Some creative business restructuring has been necessary as the demand for KettleHouse's beers has continued to grow. "We actually have three LLCs that are operational and a couple just to hold the equipment," O'Leary explains. Their two brewhouses -- the original Southside location and a Northside production facility, taproom, and canning operation opened in 2009 -- produced 15,300 barrels in 2016.
They still can't meet the demand for their award-winning product and are currently working on opening a third facility which should be operational in October. The 28,000-square foot building, situated five miles west of Missoula on an 18-acre site in Bonner, Montana, will house a four-vessel 60-barrel JV Northwest brewing system as well as a state-of-the-art Krones line for canning fan favorites including Cold Smoke Scotch Ale (a multi-medal winner at the Great American Beer Festival and World Beer Cup), Double Haul IPA, Eddy Out Pale Ale, and Fresh Bongwater Hemp Pale Ale. O'Leary estimates KettleHouse will produce close to 17,000 barrels this year, with plenty of capacity for future growth remaining at the new facility.
Favorite beers: "I've never met a free, cold beer that I didn't love," says O'Leary with a laugh. "But my personal favorite has to be our Fresh Bongwater Hemp Pale Ale, which I have a keg of at home. I also love our Cold Smoke Scotch Ale because it has created this life for us that we never dreamed we'd have and the opportunity to grow a business in Montana and provide jobs for some really cool people. I owe everything right now to Cold Smoke."
Challenges: Getting their new facility up and running is O'Leary's biggest current challenge. "The entire process has taken a couple of years," he says. "We're trying to match world class beers with the world class Montana outdoors and we're soon going to be able to craft those brews on the bank of the Big Blackfoot river, an amazing blue ribbon trout stream. It's definitely a dream come true."
Opportunities: "Our new facility's initial mission is to fix our production problem," O'Leary says. "We've always had to cut our local distributors short and tell other distributors from around the country that they cannot have our beer. We even had to withdraw from a few markets in the past because we were nearing that 10,000-barrel limit. We've never been able to give our distribution partners free rein to sell as much as they can or as much as people want, but with the new facility, that will no longer be a problem."

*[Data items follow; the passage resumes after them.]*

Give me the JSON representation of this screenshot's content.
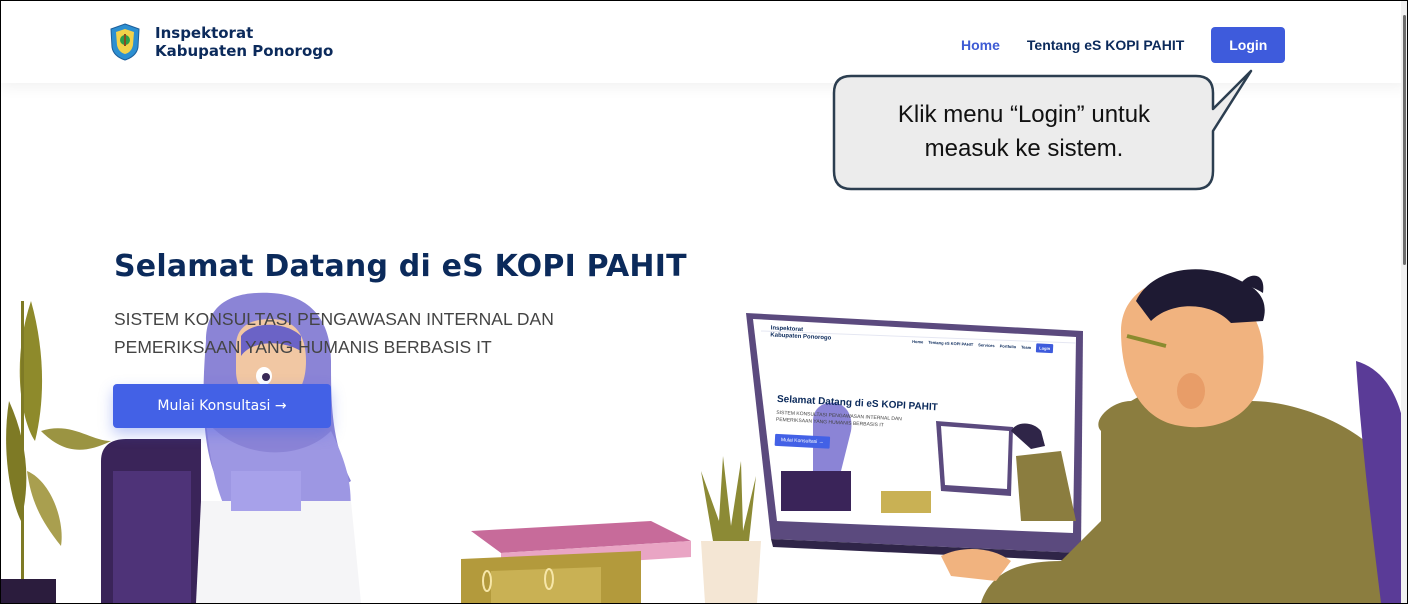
{
  "brand": {
    "line1": "Inspektorat",
    "line2": "Kabupaten Ponorogo",
    "logo_icon": "ponorogo-crest-icon"
  },
  "nav": {
    "home": "Home",
    "about": "Tentang eS KOPI PAHIT",
    "login": "Login"
  },
  "hero": {
    "title_part1": "Selamat Datang di eS ",
    "title_part2": "KOPI",
    "title_part3": " PAHIT",
    "subtitle_line1": "SISTEM KONSULTASI PENGAWASAN INTERNAL DAN",
    "subtitle_line2": "PEMERIKSAAN YANG HUMANIS BERBASIS IT",
    "cta_label": "Mulai Konsultasi →"
  },
  "callout": {
    "line1": "Klik menu “Login” untuk",
    "line2": "measuk ke sistem."
  },
  "monitor_screen": {
    "brand_line1": "Inspektorat",
    "brand_line2": "Kabupaten Ponorogo",
    "nav_items": [
      "Home",
      "Tentang eS KOPI PAHIT",
      "Services",
      "Portfolio",
      "Team"
    ],
    "login": "Login",
    "title": "Selamat Datang di eS KOPI PAHIT",
    "subtitle_line1": "SISTEM KONSULTASI PENGAWASAN INTERNAL DAN",
    "subtitle_line2": "PEMERIKSAAN YANG HUMANIS BERBASIS IT",
    "cta": "Mulai Konsultasi →"
  },
  "colors": {
    "primary": "#3e5bdc",
    "navy": "#0b2a5b",
    "purple": "#5a3b97",
    "olive": "#8b7d3f"
  }
}
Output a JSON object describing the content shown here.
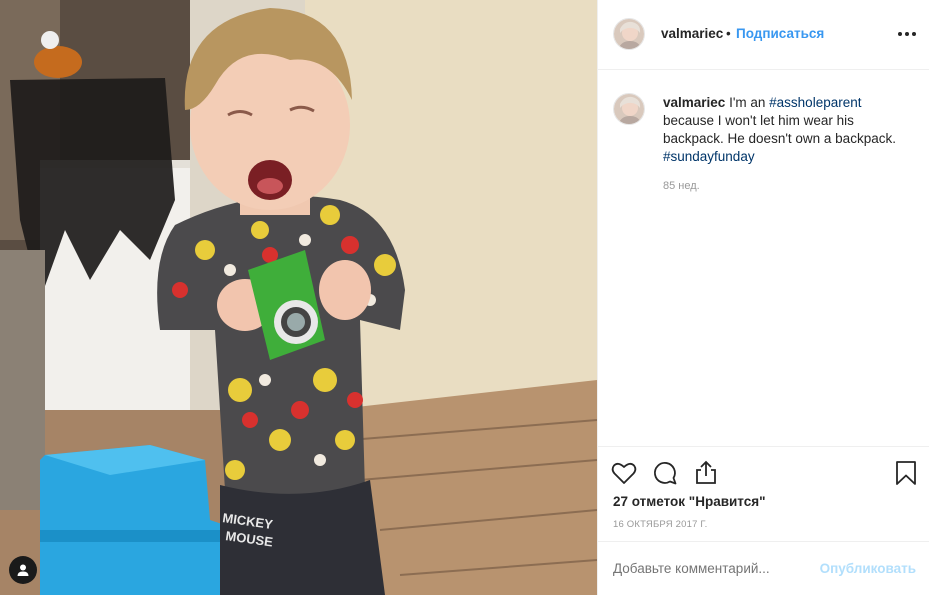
{
  "header": {
    "username": "valmariec",
    "separator": "•",
    "follow_label": "Подписаться",
    "more_icon": "more-horizontal-icon"
  },
  "caption": {
    "username": "valmariec",
    "text_before": " I'm an ",
    "hashtag_1": "#assholeparent",
    "text_middle": " because I won't let him wear his backpack. He doesn't own a backpack. ",
    "hashtag_2": "#sundayfunday",
    "time": "85 нед."
  },
  "actions": {
    "like_icon": "heart-icon",
    "comment_icon": "comment-bubble-icon",
    "share_icon": "share-icon",
    "save_icon": "bookmark-icon",
    "likes_text": "27 отметок \"Нравится\"",
    "date": "16 ОКТЯБРЯ 2017 Г."
  },
  "composer": {
    "placeholder": "Добавьте комментарий...",
    "publish_label": "Опубликовать"
  },
  "photo": {
    "tag_icon": "user-tag-icon"
  },
  "colors": {
    "link_blue": "#3897f0",
    "hashtag": "#003569",
    "publish_disabled": "#b2dffc",
    "muted": "#999999"
  }
}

O'Leary envisions distributing KettleHouse's beers throughout Montana before branching out into eastern Washington and the Idaho panhandle. "Our beers are perfect for this great outside recreational nirvana," he adds.
Needs: Staff -- including a head brewer-- is a big need for KettleHouse. "I think for the whole industry right now, training, developing, and keeping good people is going to become more and more difficult," O'Leary concludes. "At least until there is some sort of bursting of the opening bubble."